Smażone pierożki

Pierożki te powstały z myślą o konkursie kulinarnym. W zasadzie takie konkursy są głównym motorem napędowym by pobudzić swoją kreatywność, gdyż przepisy na nie muszą być twórczością własną. Przyznam się Wam, że na co dzień jestem chyba dość leniwa, bo póki co chętnie korzystam z przepisów znalezionych w internecie czy przeróżnych książkach kucharskich. No ale gdy biorę udział w konkursie… wtedy dostaję zupełnie innej energii;) Pierożki te może nie są niczym innowacyjnym, natomiast jestem bardzo dumna z farszu, który smakuje fenomenalnie. To połączenie tartej mozzarelli, wędzonego łososia, posiekanej rukoli z kremowym serkiem Apetina. Propozycja świetna na różnego rodzaju imprezy, lub niedzielne dogadzanie sobie nawzajem;)

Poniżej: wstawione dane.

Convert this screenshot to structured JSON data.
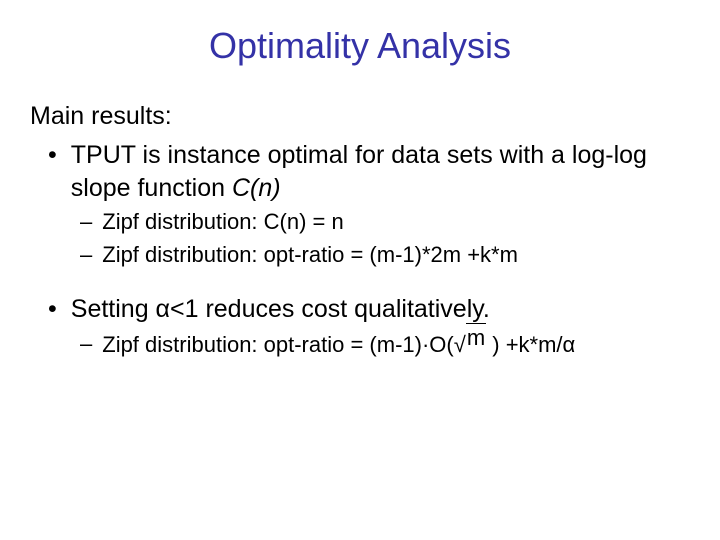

  • ok 500 g mąki pszennej
  • 20 g drożdży świeżych
  • 1 łyżeczka cukru
  • szczypta soli oraz pieprzu
  • szczypta chilli w proszku
  • 60 g miękkiego smalcu
  • 2 łyżki oleju
  • 3/4 szkl. ciepłej wody

Farsz:

  • 100 g tartej mozzarelli (żółtej)
  • 100 g wędzonego łososia
  • garść rukoli
  • 125 g serka kremowego Apetina Pesto i Rukola

Do garnuszka rozkruszamy drożdże. Dodajemy cukier oraz około 1/4 szkl. ciepłej wody i mieszamy do połączenia.

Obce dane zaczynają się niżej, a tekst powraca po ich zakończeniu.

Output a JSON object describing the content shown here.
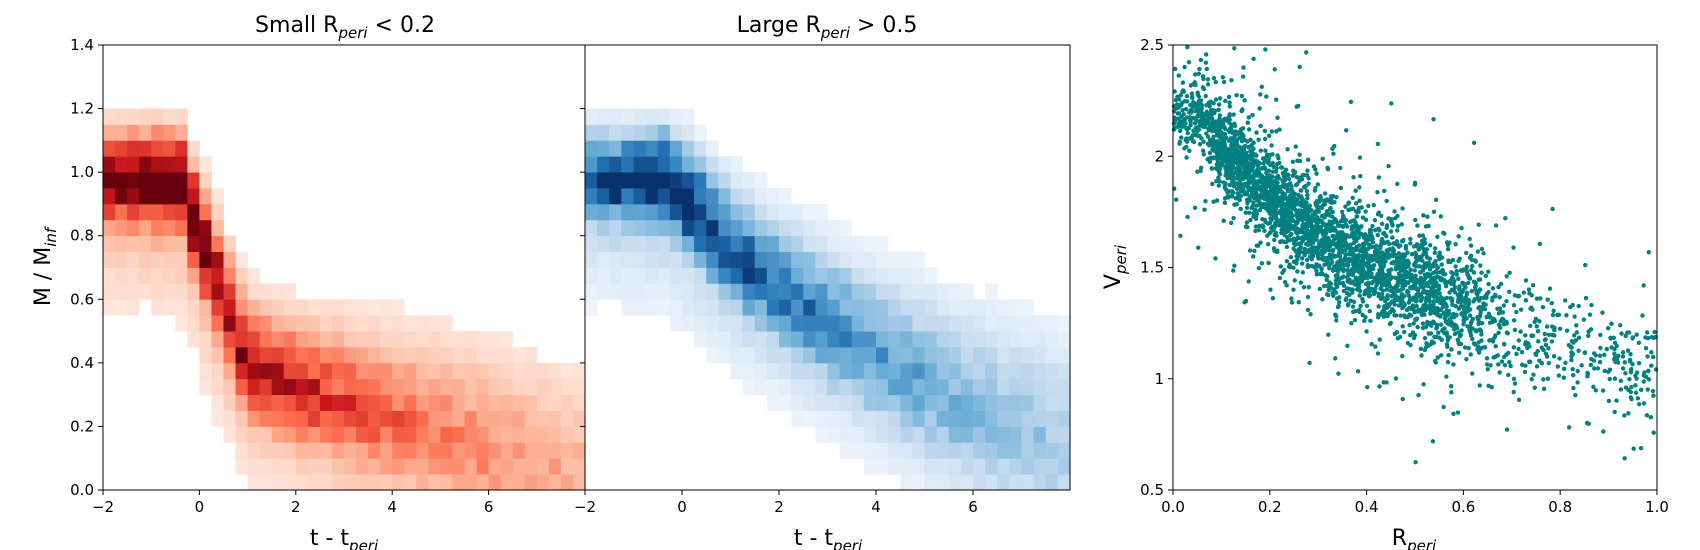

Mąkę przesiewamy do miski. Na środku robimy wgłębienie i w to miejsce wlewamy rozmieszane z wodą drożdże. Mąkę delikatnie zgarniamy ręką i zasypujemy rozczyn drożdżowy. Przykrywamy miskę ścierką i odstawiamy na około 20 minut w ciepłe miejsce.

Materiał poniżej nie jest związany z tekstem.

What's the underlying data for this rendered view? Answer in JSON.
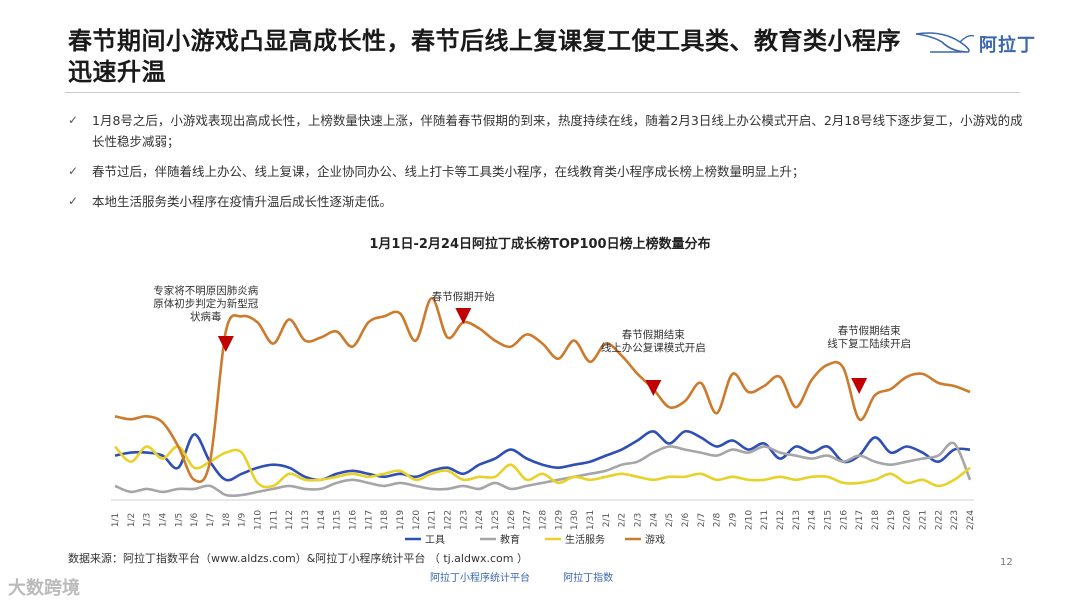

Po tym czasie do miski dodajemy sól, pieprz oraz szczyptę płatków chilli. Miękki smalec rozdzielamy na części i dodajemy go do mąki razem z 1/2 szkl. ciepłej wody. Wyrabiamy ciasto.  Gdyby ciasto było zbyt suche wlewamy jeszcze 2-3 łyżki oleju. Po uzyskaniu ciasta o gładkiej konsystencji odkładamy go, przykryte ściereczką, na około 30 minut.

W tym czasie przygotowujemy farsz. Rukolę myjemy, osuszamy i kroimy na mniejsze części. Do miski wsypujemy mozzarellę, rukolę, pokrojonego na mniejsze kawałki łososia oraz serek Apetina. Mieszamy do połączenia.

Z ciasta odrywamy małe kawałki, formujemy je w dłoni na płaski placek (jakbyśmy robili pampuchy), na środek każdego wykładamy po 1 łyżeczce farszu. Zawijamy ściśle i odstawiamy na lekko podsypaną mąką deskę.

W tym czasie rozgrzewamy olej (ja wykorzystałam frytownicę, temp. 180stopni).

Pierożki smażymy z obu stron na złoto (czas smażenia zależy od grubości ciasta i wielkości samych pierożków, u mnie było to około 8-10 minut).

Najlepiej smakują na ciepło.

 


Codziennie baw się smakiem!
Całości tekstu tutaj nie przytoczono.